Que importa! Prefiro ir atrás do meus velhos DVDs. Já não existem locadoras nos bairros, poucas distribuidoras seguem vivas em São Paulo —com exceção, talvez, apenas da Versátil, que aceita encomendas e entrega em casa.
O DVD até pode ter sido morto pelo streaming, mas eles guardam algumas surpresas. Há quanto tempo não via “Intriga Internacional”, de Hitchcock? Um filme fantástico e, por alguma razão misteriosa, bem raro de ser visto na televisão e no streaming.
Em casa, as ideias vão e voltam. E isso me faz retornar aos filmes brasileiros. Onde eles estão? Temos uma geração notável de cineastas. Eu mesmo acho que é a melhor desde o cinema novo. Sérgio Augusto já escreveu que é a maior de todos os tempos.
Mas eles estão de asas cortadas —o que não tem nada a ver com a pandemia, sabemos. Mas esse é outro assunto e tenho que fazer meu treino funcional. Pelo Zoom, é claro.
Não vou gastar linhas falando das lives, que foram outra diversão da pandemia. São tantas, mas tantas, que raramente escolho uma para assistir. Se o trabalho agora está no computador e nos vídeos, quem consegue acompanhar a febre dessas exibições?

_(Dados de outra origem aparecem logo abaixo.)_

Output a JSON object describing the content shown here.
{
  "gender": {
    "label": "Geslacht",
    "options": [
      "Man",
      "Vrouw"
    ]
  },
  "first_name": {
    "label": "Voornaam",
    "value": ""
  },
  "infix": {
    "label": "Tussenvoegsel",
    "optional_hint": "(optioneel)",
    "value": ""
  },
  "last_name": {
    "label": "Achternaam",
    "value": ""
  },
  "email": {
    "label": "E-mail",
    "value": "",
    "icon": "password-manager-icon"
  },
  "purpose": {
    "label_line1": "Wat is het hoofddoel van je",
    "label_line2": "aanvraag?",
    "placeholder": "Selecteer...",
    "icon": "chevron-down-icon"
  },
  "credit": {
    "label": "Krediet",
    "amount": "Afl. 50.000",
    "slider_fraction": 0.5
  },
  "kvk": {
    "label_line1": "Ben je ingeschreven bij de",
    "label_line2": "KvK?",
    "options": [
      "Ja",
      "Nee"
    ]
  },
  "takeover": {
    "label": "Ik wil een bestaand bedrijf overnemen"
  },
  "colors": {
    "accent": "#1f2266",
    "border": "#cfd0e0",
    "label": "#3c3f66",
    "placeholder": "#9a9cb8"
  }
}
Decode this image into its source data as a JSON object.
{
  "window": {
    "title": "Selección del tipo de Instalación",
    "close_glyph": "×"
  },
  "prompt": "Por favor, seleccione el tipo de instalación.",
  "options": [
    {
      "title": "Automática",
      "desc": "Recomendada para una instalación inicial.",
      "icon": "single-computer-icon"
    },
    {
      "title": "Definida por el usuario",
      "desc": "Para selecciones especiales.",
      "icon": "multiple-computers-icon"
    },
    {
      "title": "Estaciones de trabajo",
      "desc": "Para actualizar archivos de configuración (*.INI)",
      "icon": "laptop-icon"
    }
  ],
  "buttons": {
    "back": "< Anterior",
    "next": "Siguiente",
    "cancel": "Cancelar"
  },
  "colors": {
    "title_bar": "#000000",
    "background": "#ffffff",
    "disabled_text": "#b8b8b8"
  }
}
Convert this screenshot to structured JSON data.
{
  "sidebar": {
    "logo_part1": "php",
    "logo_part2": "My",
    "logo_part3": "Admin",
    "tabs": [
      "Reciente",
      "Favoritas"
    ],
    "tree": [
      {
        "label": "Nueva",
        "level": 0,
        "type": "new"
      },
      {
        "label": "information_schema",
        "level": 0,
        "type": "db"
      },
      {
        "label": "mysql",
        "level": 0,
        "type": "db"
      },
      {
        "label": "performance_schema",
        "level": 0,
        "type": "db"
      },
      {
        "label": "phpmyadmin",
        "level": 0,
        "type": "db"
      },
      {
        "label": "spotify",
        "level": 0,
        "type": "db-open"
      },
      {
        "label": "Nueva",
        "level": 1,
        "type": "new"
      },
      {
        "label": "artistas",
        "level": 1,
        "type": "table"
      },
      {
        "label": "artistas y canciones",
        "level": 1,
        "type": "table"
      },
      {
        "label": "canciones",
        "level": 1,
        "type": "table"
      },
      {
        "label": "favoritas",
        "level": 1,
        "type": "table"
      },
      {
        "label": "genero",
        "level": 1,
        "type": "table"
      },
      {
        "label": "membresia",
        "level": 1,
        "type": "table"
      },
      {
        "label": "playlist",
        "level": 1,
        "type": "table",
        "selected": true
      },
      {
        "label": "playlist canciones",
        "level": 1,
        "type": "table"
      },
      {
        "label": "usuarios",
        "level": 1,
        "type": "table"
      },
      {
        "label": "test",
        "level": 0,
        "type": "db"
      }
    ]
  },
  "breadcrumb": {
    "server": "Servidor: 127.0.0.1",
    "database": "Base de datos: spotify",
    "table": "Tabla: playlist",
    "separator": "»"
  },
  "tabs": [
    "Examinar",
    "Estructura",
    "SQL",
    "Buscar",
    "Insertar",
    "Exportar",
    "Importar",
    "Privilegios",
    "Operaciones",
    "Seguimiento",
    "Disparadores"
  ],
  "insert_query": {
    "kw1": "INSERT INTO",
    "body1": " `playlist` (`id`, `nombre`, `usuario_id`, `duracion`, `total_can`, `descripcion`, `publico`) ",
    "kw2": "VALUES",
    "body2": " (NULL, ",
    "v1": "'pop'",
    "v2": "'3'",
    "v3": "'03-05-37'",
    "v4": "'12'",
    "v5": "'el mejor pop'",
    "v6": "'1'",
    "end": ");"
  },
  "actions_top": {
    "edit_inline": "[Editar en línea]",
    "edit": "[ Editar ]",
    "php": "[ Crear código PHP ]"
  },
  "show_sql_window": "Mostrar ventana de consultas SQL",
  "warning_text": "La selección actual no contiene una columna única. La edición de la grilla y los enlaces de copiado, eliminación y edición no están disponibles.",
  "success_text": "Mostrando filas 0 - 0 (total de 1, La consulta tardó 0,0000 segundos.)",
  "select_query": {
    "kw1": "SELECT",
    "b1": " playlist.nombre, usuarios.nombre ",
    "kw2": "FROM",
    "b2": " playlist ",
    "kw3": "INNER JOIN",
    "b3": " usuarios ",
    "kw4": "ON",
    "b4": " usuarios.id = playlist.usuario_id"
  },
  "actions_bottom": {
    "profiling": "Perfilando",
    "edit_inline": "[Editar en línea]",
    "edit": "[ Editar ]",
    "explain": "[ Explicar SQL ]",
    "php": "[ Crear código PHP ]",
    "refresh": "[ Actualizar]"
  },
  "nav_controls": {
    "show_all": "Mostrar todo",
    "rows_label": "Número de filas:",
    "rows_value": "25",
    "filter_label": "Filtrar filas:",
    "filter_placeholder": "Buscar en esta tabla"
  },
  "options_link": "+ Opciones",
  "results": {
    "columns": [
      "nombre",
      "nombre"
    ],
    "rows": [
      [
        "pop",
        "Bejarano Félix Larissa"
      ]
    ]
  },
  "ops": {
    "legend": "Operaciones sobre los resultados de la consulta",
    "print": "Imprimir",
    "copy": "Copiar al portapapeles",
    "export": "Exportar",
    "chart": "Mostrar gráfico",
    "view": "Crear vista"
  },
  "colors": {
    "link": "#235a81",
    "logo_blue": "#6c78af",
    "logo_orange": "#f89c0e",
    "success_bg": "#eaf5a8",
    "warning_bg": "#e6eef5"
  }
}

Mas os livros, sim, podem ser uma boa atividade na quarentena. Dá para receber os novos em casa ou acertar as contas com os que vi, desejei, comprei e nunca li. Louis-Ferdinand Céline, que tem títulos publicados pela Companhia das Letras, se tornou o meu autor do momento. Li e reli a sua trilogia sobre a Segunda Guerra várias vezes. Ele é racista e direitista, mas e daí? Escreve como ninguém.
Meu filho não abandona a luta para que eu entre ainda mais no universo digital —e insira os livros também nas telas, assim como as lives, os filmes e as séries. Quer me ver no Instagram e no Twitter, mas quase sempre me esqueço de como mexer neles. No Facebook, quase já não entro. Mesmo assim, comprei um Kindle para saber como é ler um livro digital. O escolhido foi “Martin Eden” —mas isso só depois de ver o longa, de 2019, que é muito bom.
O fato é que aos poucos a pandemia vai se tornando familiar. Nova cepa? Novas máscaras? Vacina que chega e não chega? Nossa vida gira em torno disso e começamos a nos conformar, esperando sempre Godot —ou melhor, aguardando que tudo passe, que voltem as festas, os jogos com torcida nos estádios, as sessões de cinema. Mas quando? Quando? Quando, Godot?